We required the position of traps within the sample to be held static and therefore, changing the focalization distance of the IR laser. Time-lapse imaging required the distance of the traps to be adjusted sufficiently rapidly to match the maximum frame rate of the imaging system, for instance at 30 ms in full frame in the present case. Moreover, to reach appropriate spatiotemporal resolution for live imaging, one wants to record 10 focal planes in <1 s for 3D-image reconstruction of 10 μm thick objects.

One possible solution lies in refreshing the hologram of the SLM and synchronizing it with the detection frame rate. The calculation of hologram patterns is limited, however, to 2 to 5 Hz when performed in real time, a frequency incompatible with the required image acquisition rate.
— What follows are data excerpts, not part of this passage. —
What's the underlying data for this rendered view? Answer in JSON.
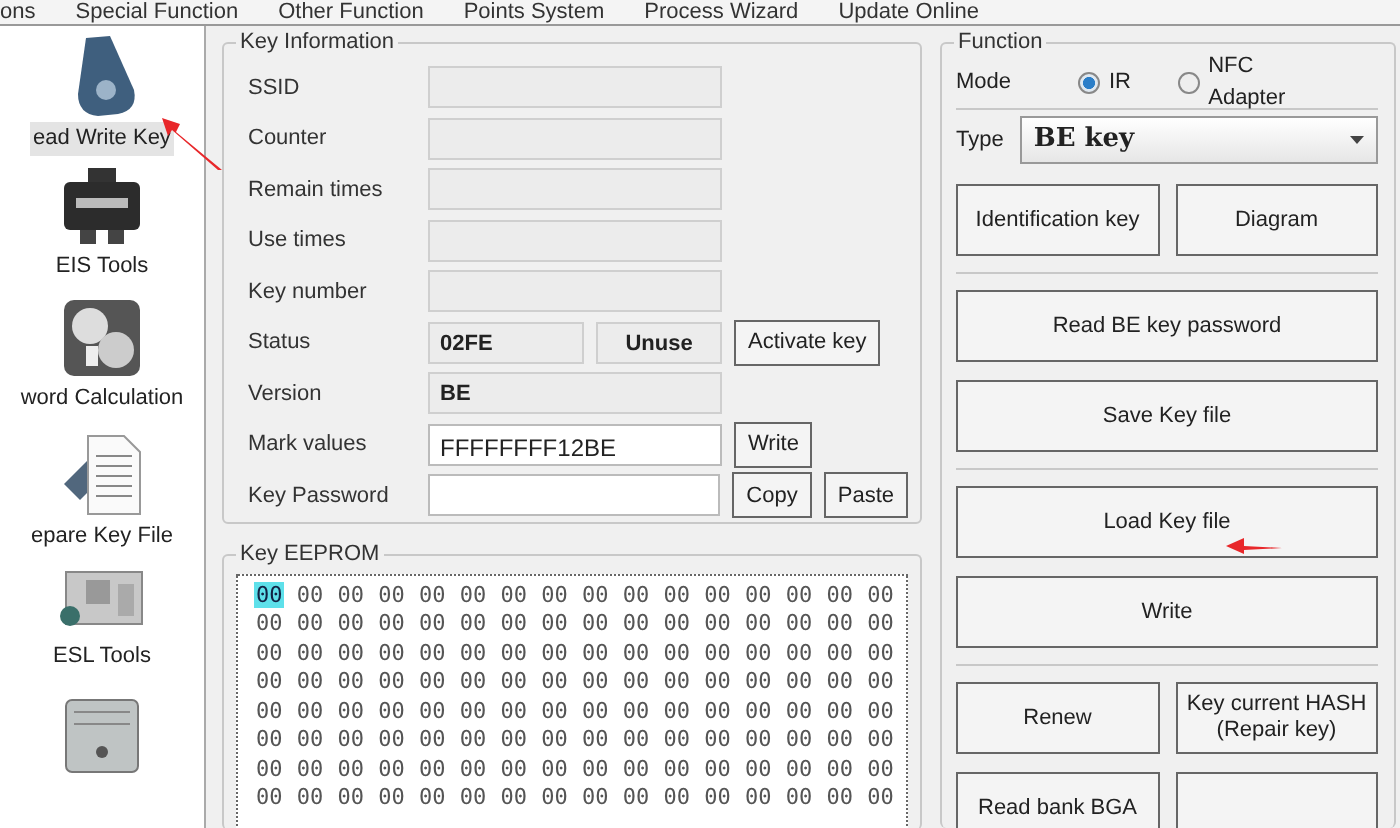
{
  "menu": [
    {
      "label": "ons"
    },
    {
      "label": "Special Function"
    },
    {
      "label": "Other Function"
    },
    {
      "label": "Points System"
    },
    {
      "label": "Process Wizard"
    },
    {
      "label": "Update Online"
    }
  ],
  "sidebar": {
    "items": [
      {
        "label": "ead Write Key",
        "selected": true,
        "kind": "fob"
      },
      {
        "label": "EIS Tools",
        "selected": false,
        "kind": "module"
      },
      {
        "label": "word Calculation",
        "selected": false,
        "kind": "dials"
      },
      {
        "label": "epare Key File",
        "selected": false,
        "kind": "document"
      },
      {
        "label": "ESL Tools",
        "selected": false,
        "kind": "board"
      },
      {
        "selected": false,
        "kind": "ecu"
      }
    ]
  },
  "key_information": {
    "title": "Key Information",
    "rows": [
      {
        "label": "SSID",
        "controls": [
          {
            "kind": "readonly"
          }
        ]
      },
      {
        "label": "Counter",
        "controls": [
          {
            "kind": "readonly"
          }
        ]
      },
      {
        "label": "Remain times",
        "controls": [
          {
            "kind": "readonly"
          }
        ]
      },
      {
        "label": "Use times",
        "controls": [
          {
            "kind": "readonly"
          }
        ]
      },
      {
        "label": "Key number",
        "controls": [
          {
            "kind": "readonly"
          }
        ]
      },
      {
        "label": "Status",
        "controls": [
          {
            "kind": "code",
            "value": "02FE"
          },
          {
            "kind": "state",
            "value": "Unuse"
          },
          {
            "kind": "button",
            "label": "Activate key"
          }
        ]
      },
      {
        "label": "Version",
        "controls": [
          {
            "kind": "readonly",
            "value": "BE"
          }
        ]
      },
      {
        "label": "Mark values",
        "controls": [
          {
            "kind": "input",
            "value": "FFFFFFFF12BE"
          },
          {
            "kind": "button",
            "label": "Write"
          }
        ]
      },
      {
        "label": "Key Password",
        "controls": [
          {
            "kind": "input"
          },
          {
            "kind": "button",
            "label": "Copy"
          },
          {
            "kind": "button",
            "label": "Paste"
          }
        ]
      }
    ]
  },
  "key_eeprom": {
    "title": "Key EEPROM",
    "rows": [
      [
        {
          "text": "00",
          "selected": true
        },
        {
          "text": "00",
          "selected": false
        },
        {
          "text": "00",
          "selected": false
        },
        {
          "text": "00",
          "selected": false
        },
        {
          "text": "00",
          "selected": false
        },
        {
          "text": "00",
          "selected": false
        },
        {
          "text": "00",
          "selected": false
        },
        {
          "text": "00",
          "selected": false
        },
        {
          "text": "00",
          "selected": false
        },
        {
          "text": "00",
          "selected": false
        },
        {
          "text": "00",
          "selected": false
        },
        {
          "text": "00",
          "selected": false
        },
        {
          "text": "00",
          "selected": false
        },
        {
          "text": "00",
          "selected": false
        },
        {
          "text": "00",
          "selected": false
        },
        {
          "text": "00",
          "selected": false
        }
      ],
      [
        {
          "text": "00",
          "selected": false
        },
        {
          "text": "00",
          "selected": false
        },
        {
          "text": "00",
          "selected": false
        },
        {
          "text": "00",
          "selected": false
        },
        {
          "text": "00",
          "selected": false
        },
        {
          "text": "00",
          "selected": false
        },
        {
          "text": "00",
          "selected": false
        },
        {
          "text": "00",
          "selected": false
        },
        {
          "text": "00",
          "selected": false
        },
        {
          "text": "00",
          "selected": false
        },
        {
          "text": "00",
          "selected": false
        },
        {
          "text": "00",
          "selected": false
        },
        {
          "text": "00",
          "selected": false
        },
        {
          "text": "00",
          "selected": false
        },
        {
          "text": "00",
          "selected": false
        },
        {
          "text": "00",
          "selected": false
        }
      ],
      [
        {
          "text": "00",
          "selected": false
        },
        {
          "text": "00",
          "selected": false
        },
        {
          "text": "00",
          "selected": false
        },
        {
          "text": "00",
          "selected": false
        },
        {
          "text": "00",
          "selected": false
        },
        {
          "text": "00",
          "selected": false
        },
        {
          "text": "00",
          "selected": false
        },
        {
          "text": "00",
          "selected": false
        },
        {
          "text": "00",
          "selected": false
        },
        {
          "text": "00",
          "selected": false
        },
        {
          "text": "00",
          "selected": false
        },
        {
          "text": "00",
          "selected": false
        },
        {
          "text": "00",
          "selected": false
        },
        {
          "text": "00",
          "selected": false
        },
        {
          "text": "00",
          "selected": false
        },
        {
          "text": "00",
          "selected": false
        }
      ],
      [
        {
          "text": "00",
          "selected": false
        },
        {
          "text": "00",
          "selected": false
        },
        {
          "text": "00",
          "selected": false
        },
        {
          "text": "00",
          "selected": false
        },
        {
          "text": "00",
          "selected": false
        },
        {
          "text": "00",
          "selected": false
        },
        {
          "text": "00",
          "selected": false
        },
        {
          "text": "00",
          "selected": false
        },
        {
          "text": "00",
          "selected": false
        },
        {
          "text": "00",
          "selected": false
        },
        {
          "text": "00",
          "selected": false
        },
        {
          "text": "00",
          "selected": false
        },
        {
          "text": "00",
          "selected": false
        },
        {
          "text": "00",
          "selected": false
        },
        {
          "text": "00",
          "selected": false
        },
        {
          "text": "00",
          "selected": false
        }
      ],
      [
        {
          "text": "00",
          "selected": false
        },
        {
          "text": "00",
          "selected": false
        },
        {
          "text": "00",
          "selected": false
        },
        {
          "text": "00",
          "selected": false
        },
        {
          "text": "00",
          "selected": false
        },
        {
          "text": "00",
          "selected": false
        },
        {
          "text": "00",
          "selected": false
        },
        {
          "text": "00",
          "selected": false
        },
        {
          "text": "00",
          "selected": false
        },
        {
          "text": "00",
          "selected": false
        },
        {
          "text": "00",
          "selected": false
        },
        {
          "text": "00",
          "selected": false
        },
        {
          "text": "00",
          "selected": false
        },
        {
          "text": "00",
          "selected": false
        },
        {
          "text": "00",
          "selected": false
        },
        {
          "text": "00",
          "selected": false
        }
      ],
      [
        {
          "text": "00",
          "selected": false
        },
        {
          "text": "00",
          "selected": false
        },
        {
          "text": "00",
          "selected": false
        },
        {
          "text": "00",
          "selected": false
        },
        {
          "text": "00",
          "selected": false
        },
        {
          "text": "00",
          "selected": false
        },
        {
          "text": "00",
          "selected": false
        },
        {
          "text": "00",
          "selected": false
        },
        {
          "text": "00",
          "selected": false
        },
        {
          "text": "00",
          "selected": false
        },
        {
          "text": "00",
          "selected": false
        },
        {
          "text": "00",
          "selected": false
        },
        {
          "text": "00",
          "selected": false
        },
        {
          "text": "00",
          "selected": false
        },
        {
          "text": "00",
          "selected": false
        },
        {
          "text": "00",
          "selected": false
        }
      ],
      [
        {
          "text": "00",
          "selected": false
        },
        {
          "text": "00",
          "selected": false
        },
        {
          "text": "00",
          "selected": false
        },
        {
          "text": "00",
          "selected": false
        },
        {
          "text": "00",
          "selected": false
        },
        {
          "text": "00",
          "selected": false
        },
        {
          "text": "00",
          "selected": false
        },
        {
          "text": "00",
          "selected": false
        },
        {
          "text": "00",
          "selected": false
        },
        {
          "text": "00",
          "selected": false
        },
        {
          "text": "00",
          "selected": false
        },
        {
          "text": "00",
          "selected": false
        },
        {
          "text": "00",
          "selected": false
        },
        {
          "text": "00",
          "selected": false
        },
        {
          "text": "00",
          "selected": false
        },
        {
          "text": "00",
          "selected": false
        }
      ],
      [
        {
          "text": "00",
          "selected": false
        },
        {
          "text": "00",
          "selected": false
        },
        {
          "text": "00",
          "selected": false
        },
        {
          "text": "00",
          "selected": false
        },
        {
          "text": "00",
          "selected": false
        },
        {
          "text": "00",
          "selected": false
        },
        {
          "text": "00",
          "selected": false
        },
        {
          "text": "00",
          "selected": false
        },
        {
          "text": "00",
          "selected": false
        },
        {
          "text": "00",
          "selected": false
        },
        {
          "text": "00",
          "selected": false
        },
        {
          "text": "00",
          "selected": false
        },
        {
          "text": "00",
          "selected": false
        },
        {
          "text": "00",
          "selected": false
        },
        {
          "text": "00",
          "selected": false
        },
        {
          "text": "00",
          "selected": false
        }
      ]
    ]
  },
  "function": {
    "title": "Function",
    "mode": {
      "label": "Mode",
      "options": [
        {
          "label": "IR",
          "selected": true
        },
        {
          "label": "NFC Adapter",
          "selected": false
        }
      ]
    },
    "type": {
      "label": "Type",
      "value": "BE key"
    },
    "button_groups": [
      [
        [
          {
            "kind": "button",
            "label": "Identification key"
          },
          {
            "kind": "button",
            "label": "Diagram"
          }
        ]
      ],
      [
        [
          {
            "kind": "button",
            "label": "Read BE key password"
          }
        ],
        [
          {
            "kind": "button",
            "label": "Save Key file"
          }
        ]
      ],
      [
        [
          {
            "kind": "button",
            "label": "Load Key file"
          }
        ],
        [
          {
            "kind": "button",
            "label": "Write"
          }
        ]
      ],
      [
        [
          {
            "kind": "button",
            "label": "Renew"
          },
          {
            "kind": "button",
            "label": "Key current HASH\n(Repair key)"
          }
        ],
        [
          {
            "kind": "button",
            "label": "Read bank BGA"
          },
          {
            "kind": "blank"
          }
        ]
      ]
    ]
  }
}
Although it would in principle be possible to optimize the SLM refreshing rate by performing the calculation of hologram patterns at the camera frame rate, this option is not easily applicable if one wants to trap samples subject to Brownian motion or uncontrolled movements. Alternatively, it is possible to move one of the HOT lenses, as long as it can operate in synchrony with the imaging module. As a first estimation, a one micrometer displacement of the sample from the focal plane would imply a lens movement of around 2 mm. Therefore, repeated lens displacement with a linear motor LM at a frequency of 30 Hz allows the synchronization of the trapping and imaging modules. In principle, the LM is run as a slave of the imaging system by external voltage control. Consequently, this latter option adequately fits the main constraints required to achieve the appropriate temporal resolution for live imaging.

Servo control of the lens displacement

Overfilling the SLM active area implied blocking L1 and L2 lenses at a specific distance. Moreover, our setup was not compatible with the addition of a motor to move L4 due to space limitation on the optical bench. Consequently, we only had the possibility of adding a motor to the L3 lens (Fig. 1 A). This LM has the capability to operate a 2 mm displacement in <30 ms (Fig. S2).

The LM has to compensate the sample holder displacement in real time by correcting the position of the L3 lens to keep the traps at their initial positions during the acquisition of a 3D stack of images. The displacement has to be calculated for a continuum of positions. We therefore determined empirically the relationship linking the position of the sample holder to that of L3, thanks to the procedure described in Fig. S3, wherein the characteristic shape of imaged latex beads in bright field (Fig. 3 A) is used to evaluate their relative position to the focal plane.

Figure 3.

Figure 3

Calibration of the lens displacement compensating the z-top plate motion. (A) Brightfield images of a latex bead (3 μm in diameter) at different altitudes. Out of focus position changes the image of the bead with a white or black centroid above and below the reference plane, respectively. These well-defined changes in the bead shape are used to control L3 position thanks to additional beads settled on the cover glass. 40 × objective and scale bar, 5 μm. (B) Calibration data reported for different combinations of objectives (40 × or 100 × objective) and L3 lenses (100 or 125 mm focal length): 40 ×/100 mm (solid circle), 40 ×/125 mm (solid square), 100 ×/100 mm (open circle) and 100 ×/125 mm (open square). All of the experimental data were fitted with Eq. 1 except the 100 ×/100 mm data fitted with Eq. 2. Fitting parameters are configured in the synchronization module of the Visiview software (Fig. S4).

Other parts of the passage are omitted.